The day after the snake-wine night, as we woke still reeling, not far away, also in Pyongyang, the Kim boarded a train for Russia, toward Vladivostok and Vladimir Putin. The leaders had a gala and shared a toast. They exchanged gifts of ceremonial swords, and then President Putin publicly backed Kim’s position in talks with the United States. And one day, as I walked out of an elevator, I ran into a Chinese military officer, for whom a flock of Mercedes sedans – supposedly barred for export to North Korea – waited outside the building.
“That’s a three-star general,” I said, half a statement, half a question.
“Yes,” my North Korean minder smiled. That was the highest rank in the People’s Liberation Army.
Aside from the literal, there was also the figurative China I observed. A university professor might speak accented English, but even service staff spoke pitch-perfect Mandarin.
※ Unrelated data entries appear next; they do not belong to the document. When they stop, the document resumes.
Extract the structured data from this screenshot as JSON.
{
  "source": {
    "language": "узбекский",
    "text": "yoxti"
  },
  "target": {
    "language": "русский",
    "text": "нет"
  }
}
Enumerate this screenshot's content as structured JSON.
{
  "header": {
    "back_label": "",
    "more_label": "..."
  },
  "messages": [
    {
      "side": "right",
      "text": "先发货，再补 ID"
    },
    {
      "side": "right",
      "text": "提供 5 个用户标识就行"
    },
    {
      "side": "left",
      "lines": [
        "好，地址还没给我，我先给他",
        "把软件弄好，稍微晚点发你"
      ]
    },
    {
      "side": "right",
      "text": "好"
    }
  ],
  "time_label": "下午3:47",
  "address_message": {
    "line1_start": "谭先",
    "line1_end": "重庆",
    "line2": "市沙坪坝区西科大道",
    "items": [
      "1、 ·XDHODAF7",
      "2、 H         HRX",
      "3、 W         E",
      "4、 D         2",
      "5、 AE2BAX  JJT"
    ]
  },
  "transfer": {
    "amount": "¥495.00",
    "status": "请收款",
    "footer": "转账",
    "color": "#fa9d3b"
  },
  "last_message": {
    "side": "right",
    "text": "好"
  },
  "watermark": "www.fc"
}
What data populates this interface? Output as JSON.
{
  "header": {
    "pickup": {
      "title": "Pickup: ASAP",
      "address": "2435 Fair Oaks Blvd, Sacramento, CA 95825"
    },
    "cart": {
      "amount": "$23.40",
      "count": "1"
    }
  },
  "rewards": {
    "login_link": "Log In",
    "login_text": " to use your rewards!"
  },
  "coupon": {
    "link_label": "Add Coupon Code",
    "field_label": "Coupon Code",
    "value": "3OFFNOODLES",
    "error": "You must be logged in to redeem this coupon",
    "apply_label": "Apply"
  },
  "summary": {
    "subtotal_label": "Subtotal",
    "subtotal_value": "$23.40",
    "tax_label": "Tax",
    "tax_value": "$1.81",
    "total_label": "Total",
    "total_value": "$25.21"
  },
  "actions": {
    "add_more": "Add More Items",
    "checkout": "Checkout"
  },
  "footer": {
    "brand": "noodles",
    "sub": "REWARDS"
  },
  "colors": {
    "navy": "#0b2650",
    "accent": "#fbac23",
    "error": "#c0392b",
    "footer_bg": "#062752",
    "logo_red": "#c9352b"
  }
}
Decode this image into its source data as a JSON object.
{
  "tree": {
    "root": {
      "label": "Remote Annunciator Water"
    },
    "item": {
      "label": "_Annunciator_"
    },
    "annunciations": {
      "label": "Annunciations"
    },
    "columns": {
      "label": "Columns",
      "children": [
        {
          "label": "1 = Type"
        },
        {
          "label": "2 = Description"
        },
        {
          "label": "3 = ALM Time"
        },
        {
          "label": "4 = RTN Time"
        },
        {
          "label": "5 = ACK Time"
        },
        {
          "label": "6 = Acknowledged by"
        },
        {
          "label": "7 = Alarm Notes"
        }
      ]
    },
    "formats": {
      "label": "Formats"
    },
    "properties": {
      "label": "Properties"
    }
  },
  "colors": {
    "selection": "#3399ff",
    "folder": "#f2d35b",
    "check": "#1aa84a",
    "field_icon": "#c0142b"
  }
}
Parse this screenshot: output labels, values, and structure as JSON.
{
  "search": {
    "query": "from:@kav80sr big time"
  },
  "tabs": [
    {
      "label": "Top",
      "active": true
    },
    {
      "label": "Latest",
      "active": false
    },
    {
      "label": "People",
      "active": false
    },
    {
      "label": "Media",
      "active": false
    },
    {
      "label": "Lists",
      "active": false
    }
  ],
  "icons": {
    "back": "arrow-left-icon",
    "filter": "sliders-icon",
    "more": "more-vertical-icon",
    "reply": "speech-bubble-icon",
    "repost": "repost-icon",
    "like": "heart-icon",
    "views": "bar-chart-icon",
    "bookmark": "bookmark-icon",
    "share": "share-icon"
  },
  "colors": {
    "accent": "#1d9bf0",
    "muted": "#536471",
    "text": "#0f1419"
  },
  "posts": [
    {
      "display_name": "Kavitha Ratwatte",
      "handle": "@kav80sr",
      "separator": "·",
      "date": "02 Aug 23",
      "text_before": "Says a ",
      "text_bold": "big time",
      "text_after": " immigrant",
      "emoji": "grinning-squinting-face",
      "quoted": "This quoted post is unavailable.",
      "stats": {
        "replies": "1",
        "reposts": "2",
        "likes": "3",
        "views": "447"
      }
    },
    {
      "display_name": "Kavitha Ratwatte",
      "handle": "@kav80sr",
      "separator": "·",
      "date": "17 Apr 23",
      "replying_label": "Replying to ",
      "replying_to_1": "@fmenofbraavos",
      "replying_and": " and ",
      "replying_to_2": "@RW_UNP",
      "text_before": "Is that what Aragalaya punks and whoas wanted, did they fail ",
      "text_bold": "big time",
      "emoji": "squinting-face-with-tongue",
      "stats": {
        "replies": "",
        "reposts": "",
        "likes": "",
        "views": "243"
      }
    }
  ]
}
Chinese electronics and Chinese cars – the shadow of North Korea’s uneasy “Elder Brother” ally was everywhere. Like in the Korean War that began in 1950, the peninsula was not just a battleground in itself, but also a proxy arena for struggles between bigger powers. It was a powder keg. Observers feared a nuclear crisis.
Against that backdrop, it would not be surprising if cryptocurrency and blockchain, issues already mysterious and with a sometimes unsavory reputation, would be deemed extra evil if linked with North Korea. Even as some locals were literally falling asleep during the conference, half a world away, there were those who sat up and paid attention. None of us knew then how vigorous that attention was.
By the time of that trip, bitcoin had fallen from $20,000 to $3,200. I had become older, more haggard, but only wiser in terms of what I knew and could envision. None of the conference goers expected that something stirred in the West – a sleepless eye and peerless resources. Trouble brewed in more ways we could imagine or foresee, and it would compound what we had all already gone through in the cryptocurrency world for the past year.